A Sustainable Trend: Taking Stock of ESG Performance and Flows

By Komson Silapachai, Vice President of Research & Portfolio Strategy

ESG investing has evolved from niche to mainstream, becoming one of the fastest-growing areas in investment management over the past two years. In the first quarter, ESG fund net inflows were at an all-time high, at $21.5 billion, according to Morningstar.

In the first three months of 2021, the U.S. sustainable fund landscape saw nearly $21.5 billion in net inflows. That’s more than the previous record for a quarter, $20.5 billion, set in the fourth quarter of 2020, and more than double the $10.4 billion seen one year ago in the first quarter of 2020. It was also about 5 times greater than first-quarter flows in 2019.

– Alyssa Stankiewicz, Morningstar Analyst, Sustainable Fund Flows Reach New Heights in 2021’s First Quarter

Given the positive change in investor sentiment toward values-based considerations, the wide range of strategies now available in the market, and the U.S. administration’s focus on climate issues, it is no surprise that the adoption of ESG investment strategies has increased. The burning question for investors continues to be, how did ESG-oriented segments of the market perform this year relative to their conventional counterparts? Below is the year-to-date performance through April 30 of some of the most followed ESG and conventional indexes.

Year-to-Date Returns Through April 30, 2021

Source: Morningstar, Sage

The results from index returns show that in 2021, ESG investors have been rewarded across U.S. equities, both large and small cap, while fixed income largely tracked its conventional index. The biggest contributors to the outperformance within U.S. equities were the ESG strategies’ lower exposure to high-momentum stocks, which flatlined after a strong start to the year. The notion that sustainable investing means investors give up performance has proven to be false, and the marketplace has clearly taken notice with continued record inflows to start the year.

The Factor Lens – What is the Typical Company in an ESG Index?

One way to define ESG companies is to look at them through the lens of traditional investment factors.

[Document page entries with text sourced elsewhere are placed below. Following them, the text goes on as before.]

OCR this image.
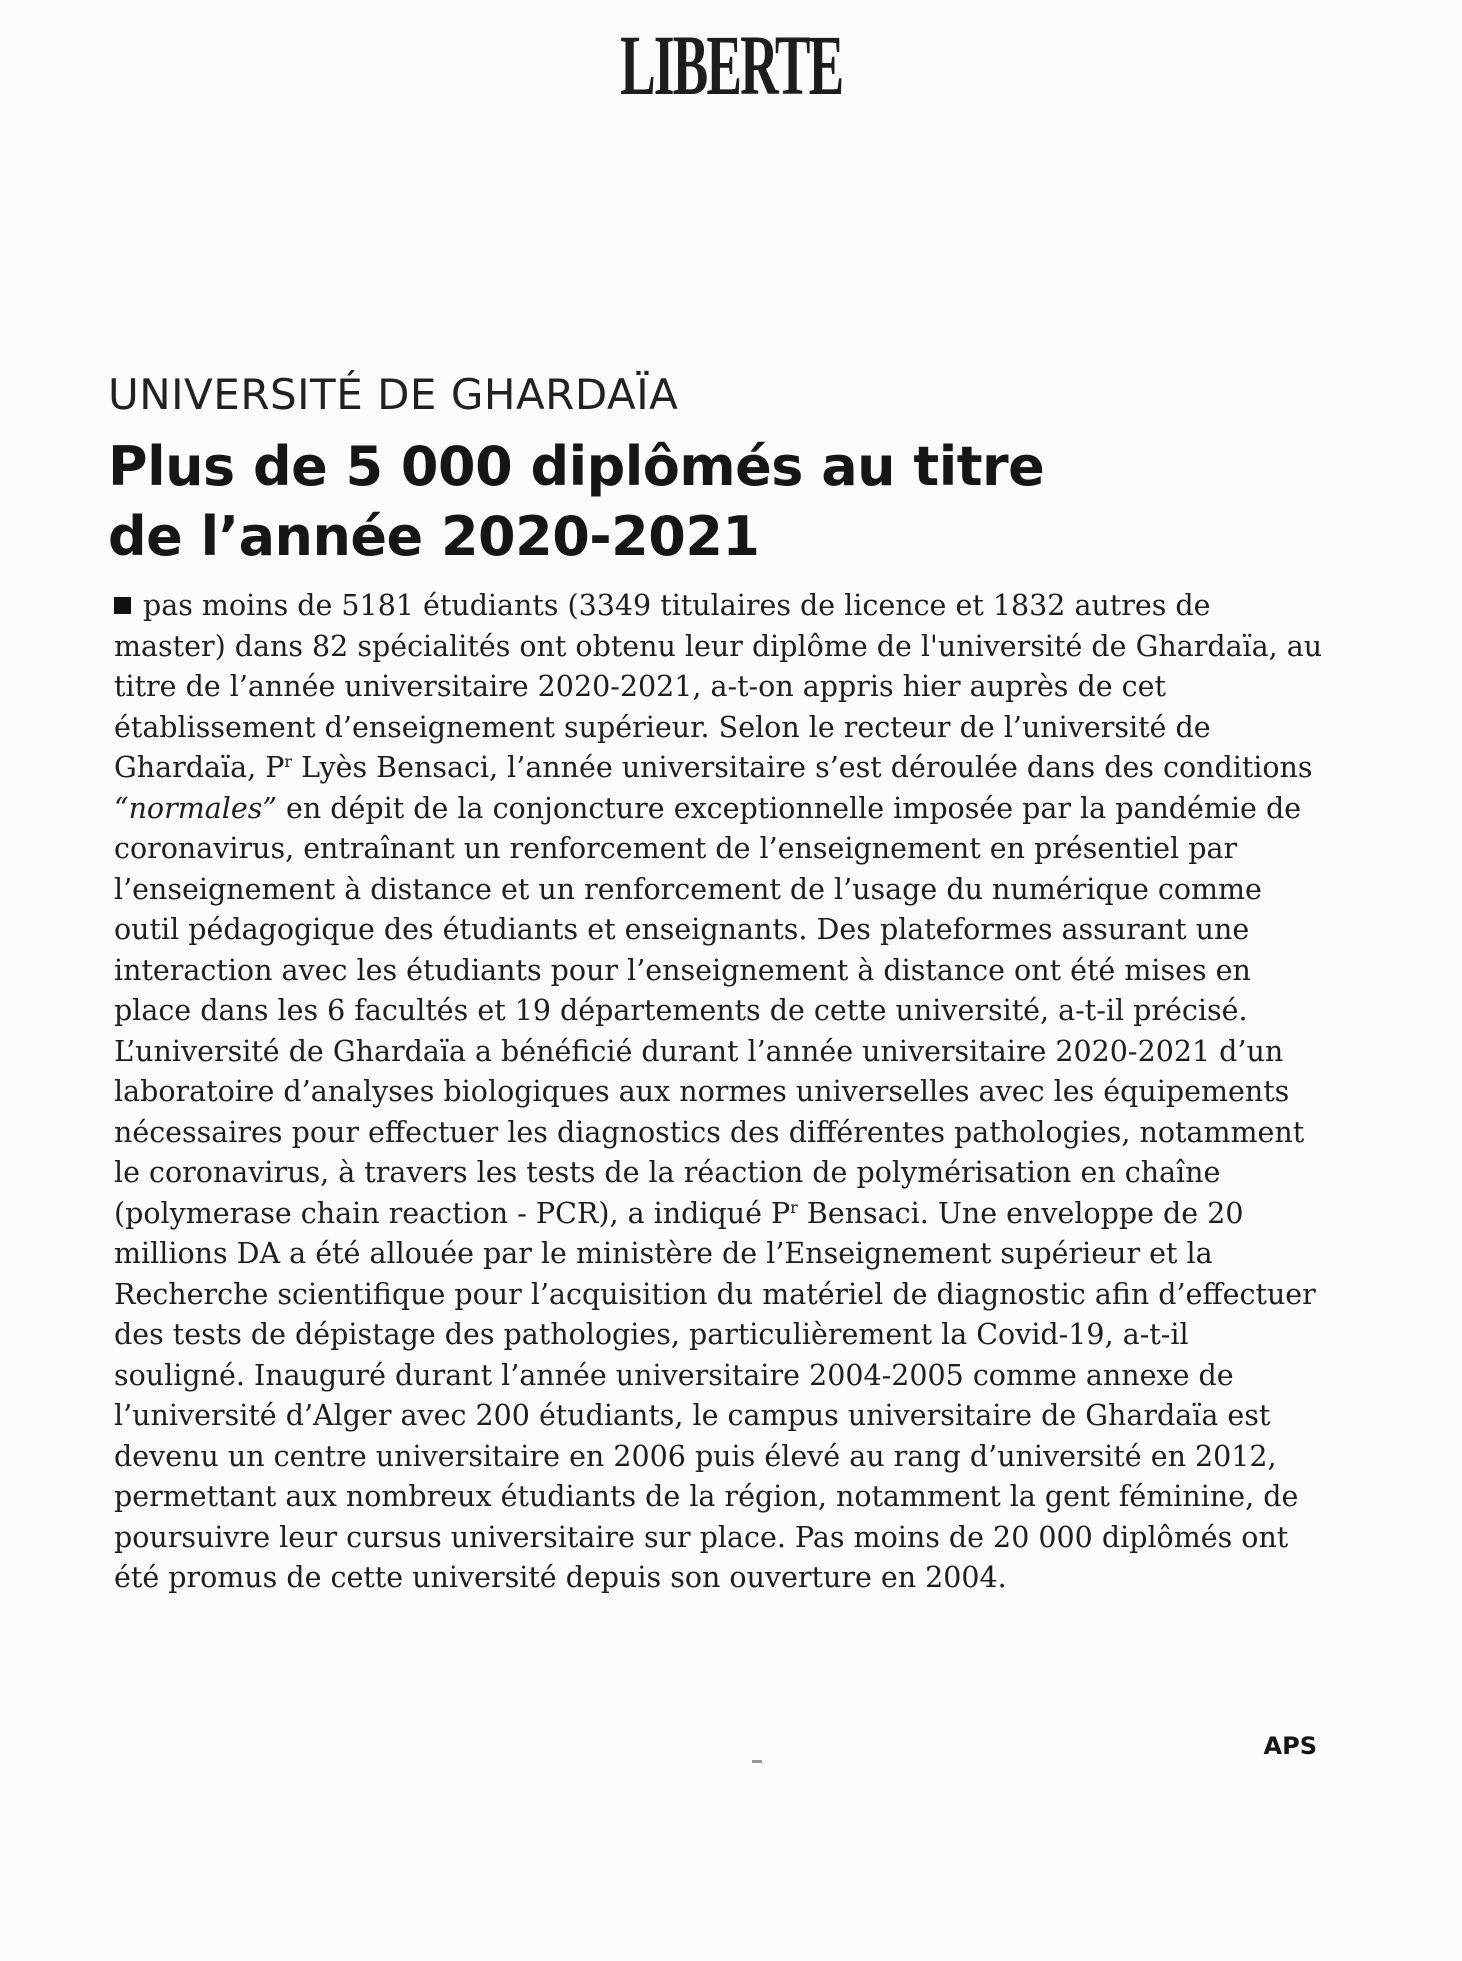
LIBERTE
UNIVERSITÉ DE GHARDAÏA
Plus de 5 000 diplômés au titre de l’année 2020-2021

pas moins de 5181 étudiants (3349 titulaires de licence et 1832 autres de master) dans 82 spécialités ont obtenu leur diplôme de l'université de Ghardaïa, au titre de l’année universitaire 2020-2021, a-t-on appris hier auprès de cet établissement d’enseignement supérieur. Selon le recteur de l’université de Ghardaïa, $P^r$ Lyès Bensaci, l’année universitaire s’est déroulée dans des conditions “normales” en dépit de la conjoncture exceptionnelle imposée par la pandémie de coronavirus, entraînant un renforcement de l’enseignement en présentiel par l’enseignement à distance et un renforcement de l’usage du numérique comme outil pédagogique des étudiants et enseignants. Des plateformes assurant une interaction avec les étudiants pour l’enseignement à distance ont été mises en place dans les 6 facultés et 19 départements de cette université, a-t-il précisé. L’université de Ghardaïa a bénéficié durant l’année universitaire 2020-2021 d’un laboratoire d’analyses biologiques aux normes universelles avec les équipements nécessaires pour effectuer les diagnostics des différentes pathologies, notamment le coronavirus, à travers les tests de la réaction de polymérisation en chaîne (polymerase chain reaction - PCR), a indiqué $P^r$ Bensaci. Une enveloppe de 20 millions DA a été allouée par le ministère de l’Enseignement supérieur et la Recherche scientifique pour l’acquisition du matériel de diagnostic afin d’effectuer des tests de dépistage des pathologies, particulièrement la Covid-19, a-t-il souligné. Inauguré durant l’année universitaire 2004-2005 comme annexe de l’université d’Alger avec 200 étudiants, le campus universitaire de Ghardaïa est devenu un centre universitaire en 2006 puis élevé au rang d’université en 2012, permettant aux nombreux étudiants de la région, notamment la gent féminine, de poursuivre leur cursus universitaire sur place. Pas moins de 20 000 diplômés ont été promus de cette université depuis son ouverture en 2004.

APS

For investors constructing portfolios of funds, an awareness of the factor exposures helps to frame ESG indexes and companies in a useful light for positioning through a market cycle. In this section, we’ll examine two widely followed ESG ETFs: Xtrackers MSCI USA ESG Leaders (USSG) and the SPDR S&P 500 ESG (EFIV).

Using Bloomberg’s risk factor model, these ESG ETFs and the underlying companies would qualify as “high quality” based on the distribution of the fund’s factor exposure.

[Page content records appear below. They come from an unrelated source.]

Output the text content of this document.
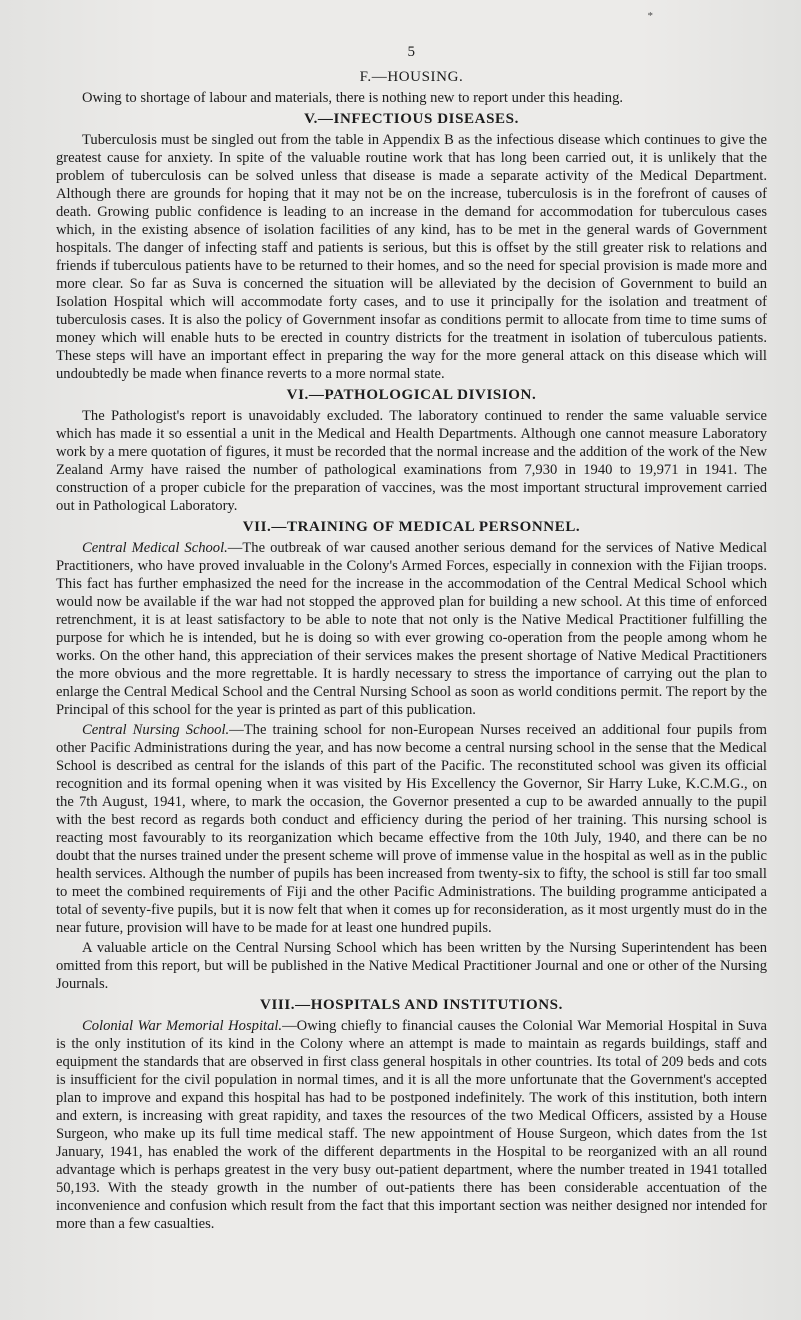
*
5
F.—HOUSING.

Owing to shortage of labour and materials, there is nothing new to report under this heading.

V.—INFECTIOUS DISEASES.

Tuberculosis must be singled out from the table in Appendix B as the infectious disease which continues to give the greatest cause for anxiety. In spite of the valuable routine work that has long been carried out, it is unlikely that the problem of tuberculosis can be solved unless that disease is made a separate activity of the Medical Department. Although there are grounds for hoping that it may not be on the increase, tuberculosis is in the forefront of causes of death. Growing public confidence is leading to an increase in the demand for accommodation for tuberculous cases which, in the existing absence of isolation facilities of any kind, has to be met in the general wards of Government hospitals. The danger of infecting staff and patients is serious, but this is offset by the still greater risk to relations and friends if tuberculous patients have to be returned to their homes, and so the need for special provision is made more and more clear. So far as Suva is concerned the situation will be alleviated by the decision of Government to build an Isolation Hospital which will accommodate forty cases, and to use it principally for the isolation and treatment of tuberculosis cases. It is also the policy of Government insofar as conditions permit to allocate from time to time sums of money which will enable huts to be erected in country districts for the treatment in isolation of tuberculous patients. These steps will have an important effect in preparing the way for the more general attack on this disease which will undoubtedly be made when finance reverts to a more normal state.

VI.—PATHOLOGICAL DIVISION.

The Pathologist's report is unavoidably excluded. The laboratory continued to render the same valuable service which has made it so essential a unit in the Medical and Health Departments. Although one cannot measure Laboratory work by a mere quotation of figures, it must be recorded that the normal increase and the addition of the work of the New Zealand Army have raised the number of pathological examinations from 7,930 in 1940 to 19,971 in 1941. The construction of a proper cubicle for the preparation of vaccines, was the most important structural improvement carried out in Pathological Laboratory.

VII.—TRAINING OF MEDICAL PERSONNEL.

Central Medical School.—The outbreak of war caused another serious demand for the services of Native Medical Practitioners, who have proved invaluable in the Colony's Armed Forces, especially in connexion with the Fijian troops. This fact has further emphasized the need for the increase in the accommodation of the Central Medical School which would now be available if the war had not stopped the approved plan for building a new school. At this time of enforced retrenchment, it is at least satisfactory to be able to note that not only is the Native Medical Practitioner fulfilling the purpose for which he is intended, but he is doing so with ever growing co-operation from the people among whom he works. On the other hand, this appreciation of their services makes the present shortage of Native Medical Practitioners the more obvious and the more regrettable. It is hardly necessary to stress the importance of carrying out the plan to enlarge the Central Medical School and the Central Nursing School as soon as world conditions permit. The report by the Principal of this school for the year is printed as part of this publication.

Central Nursing School.—The training school for non-European Nurses received an additional four pupils from other Pacific Administrations during the year, and has now become a central nursing school in the sense that the Medical School is described as central for the islands of this part of the Pacific. The reconstituted school was given its official recognition and its formal opening when it was visited by His Excellency the Governor, Sir Harry Luke, K.C.M.G., on the 7th August, 1941, where, to mark the occasion, the Governor presented a cup to be awarded annually to the pupil with the best record as regards both conduct and efficiency during the period of her training. This nursing school is reacting most favourably to its reorganization which became effective from the 10th July, 1940, and there can be no doubt that the nurses trained under the present scheme will prove of immense value in the hospital as well as in the public health services. Although the number of pupils has been increased from twenty-six to fifty, the school is still far too small to meet the combined requirements of Fiji and the other Pacific Administrations. The building programme anticipated a total of seventy-five pupils, but it is now felt that when it comes up for reconsideration, as it most urgently must do in the near future, provision will have to be made for at least one hundred pupils.

A valuable article on the Central Nursing School which has been written by the Nursing Superintendent has been omitted from this report, but will be published in the Native Medical Practitioner Journal and one or other of the Nursing Journals.

VIII.—HOSPITALS AND INSTITUTIONS.

Colonial War Memorial Hospital.—Owing chiefly to financial causes the Colonial War Memorial Hospital in Suva is the only institution of its kind in the Colony where an attempt is made to maintain as regards buildings, staff and equipment the standards that are observed in first class general hospitals in other countries. Its total of 209 beds and cots is insufficient for the civil population in normal times, and it is all the more unfortunate that the Government's accepted plan to improve and expand this hospital has had to be postponed indefinitely. The work of this institution, both intern and extern, is increasing with great rapidity, and taxes the resources of the two Medical Officers, assisted by a House Surgeon, who make up its full time medical staff. The new appointment of House Surgeon, which dates from the 1st January, 1941, has enabled the work of the different departments in the Hospital to be reorganized with an all round advantage which is perhaps greatest in the very busy out-patient department, where the number treated in 1941 totalled 50,193. With the steady growth in the number of out-patients there has been considerable accentuation of the inconvenience and confusion which result from the fact that this important section was neither designed nor intended for more than a few casualties.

In the case of the above ETFs, the factor exposures of the names within the fund are mostly large capitalization companies with high profitability as defined by metrics such as profit margin and earnings variability, as well as low volatility. The results also make intuitive sense as larger companies that have consistent, largely predictable earnings and volatility could have more appetite to take on initiatives such as instituting ESG-friendly policies and disclosures.

One way we can utilize the factor exposure in portfolio construction is to gauge when ESG is likely to outperform during a business cycle. Typically, companies that have a high-quality profile outperform in the middle-to-late cycle, which makes ESG-oriented strategies compelling even through the first half of this year as the economic recovery matures into a late-stage growth phase.

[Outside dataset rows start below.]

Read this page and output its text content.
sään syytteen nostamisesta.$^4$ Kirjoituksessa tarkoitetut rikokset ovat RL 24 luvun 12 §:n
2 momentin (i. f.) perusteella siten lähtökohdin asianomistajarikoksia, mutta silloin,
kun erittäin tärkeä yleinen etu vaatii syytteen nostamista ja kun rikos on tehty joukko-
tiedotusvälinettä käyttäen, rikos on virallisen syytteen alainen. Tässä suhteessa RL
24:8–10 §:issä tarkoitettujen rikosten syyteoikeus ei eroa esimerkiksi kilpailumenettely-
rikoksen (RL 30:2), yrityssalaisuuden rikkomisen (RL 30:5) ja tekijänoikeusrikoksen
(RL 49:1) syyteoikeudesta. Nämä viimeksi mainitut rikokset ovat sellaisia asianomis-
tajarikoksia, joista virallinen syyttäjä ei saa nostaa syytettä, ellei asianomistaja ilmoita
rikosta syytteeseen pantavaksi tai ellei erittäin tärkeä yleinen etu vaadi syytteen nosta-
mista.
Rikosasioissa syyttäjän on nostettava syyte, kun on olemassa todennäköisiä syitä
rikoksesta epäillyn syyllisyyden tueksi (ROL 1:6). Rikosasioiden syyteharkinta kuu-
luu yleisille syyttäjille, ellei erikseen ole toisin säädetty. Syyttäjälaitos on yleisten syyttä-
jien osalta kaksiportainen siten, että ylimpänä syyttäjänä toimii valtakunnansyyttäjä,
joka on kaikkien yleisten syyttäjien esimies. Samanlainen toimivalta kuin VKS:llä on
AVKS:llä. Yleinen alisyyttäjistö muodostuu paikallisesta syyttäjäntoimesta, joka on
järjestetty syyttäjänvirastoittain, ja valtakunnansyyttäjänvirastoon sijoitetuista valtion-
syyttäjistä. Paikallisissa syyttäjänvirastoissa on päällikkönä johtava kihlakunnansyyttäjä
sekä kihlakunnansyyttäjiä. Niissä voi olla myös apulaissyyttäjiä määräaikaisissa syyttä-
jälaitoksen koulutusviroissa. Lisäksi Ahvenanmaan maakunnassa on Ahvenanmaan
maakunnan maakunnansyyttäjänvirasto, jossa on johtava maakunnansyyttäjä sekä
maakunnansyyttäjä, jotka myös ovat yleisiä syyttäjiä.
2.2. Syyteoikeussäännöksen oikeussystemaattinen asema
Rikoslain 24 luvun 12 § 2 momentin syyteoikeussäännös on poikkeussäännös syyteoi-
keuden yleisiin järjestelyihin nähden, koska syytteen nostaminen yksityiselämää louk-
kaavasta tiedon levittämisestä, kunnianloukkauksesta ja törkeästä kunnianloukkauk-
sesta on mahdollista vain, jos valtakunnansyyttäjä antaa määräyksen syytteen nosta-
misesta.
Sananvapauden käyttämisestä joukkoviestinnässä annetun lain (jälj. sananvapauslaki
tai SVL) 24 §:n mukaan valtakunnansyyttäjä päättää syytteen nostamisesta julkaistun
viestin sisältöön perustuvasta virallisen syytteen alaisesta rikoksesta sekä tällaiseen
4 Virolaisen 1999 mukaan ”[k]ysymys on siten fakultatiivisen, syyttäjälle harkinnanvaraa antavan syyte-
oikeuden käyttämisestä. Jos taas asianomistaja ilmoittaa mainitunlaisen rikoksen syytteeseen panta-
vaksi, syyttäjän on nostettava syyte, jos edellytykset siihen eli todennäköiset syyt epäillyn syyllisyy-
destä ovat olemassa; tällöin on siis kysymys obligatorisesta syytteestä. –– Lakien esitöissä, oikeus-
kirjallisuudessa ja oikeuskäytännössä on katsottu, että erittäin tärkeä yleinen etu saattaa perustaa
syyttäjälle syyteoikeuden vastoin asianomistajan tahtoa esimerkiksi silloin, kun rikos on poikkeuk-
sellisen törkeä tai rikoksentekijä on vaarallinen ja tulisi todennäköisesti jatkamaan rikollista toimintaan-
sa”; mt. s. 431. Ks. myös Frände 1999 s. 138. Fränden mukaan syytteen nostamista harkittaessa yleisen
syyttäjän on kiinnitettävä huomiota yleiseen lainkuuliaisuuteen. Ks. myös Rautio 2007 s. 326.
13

When looking at the performance of ESG-oriented market segments thus far in 2021, along with changing investor preferences and a renewed focus on climate from the U.S. federal government, conditions still exist for ESG investing to grow well into the second half of the year and beyond.

Disclosures: This is for informational purposes only and is not intended as investment advice or an offer or solicitation with respect to the purchase or sale of any security, strategy or investment product. Although the statements of fact, information, charts, analysis and data in this report have been obtained from, and are based upon, sources Sage believes to be reliable, we do not guarantee their accuracy, and the underlying information, data, figures and publicly available information has not been verified or audited for accuracy or completeness by Sage. Additionally, we do not represent that the information, data, analysis and charts are accurate or complete, and as such should not be relied upon as such. All results included in this report constitute Sage’s opinions as of the date of this report and are subject to change without notice due to various factors, such as market conditions. Investors should make their own decisions on investment strategies based on their specific investment objectives and financial circumstances. All investments contain risk and may lose value. Past performance is not a guarantee of future results.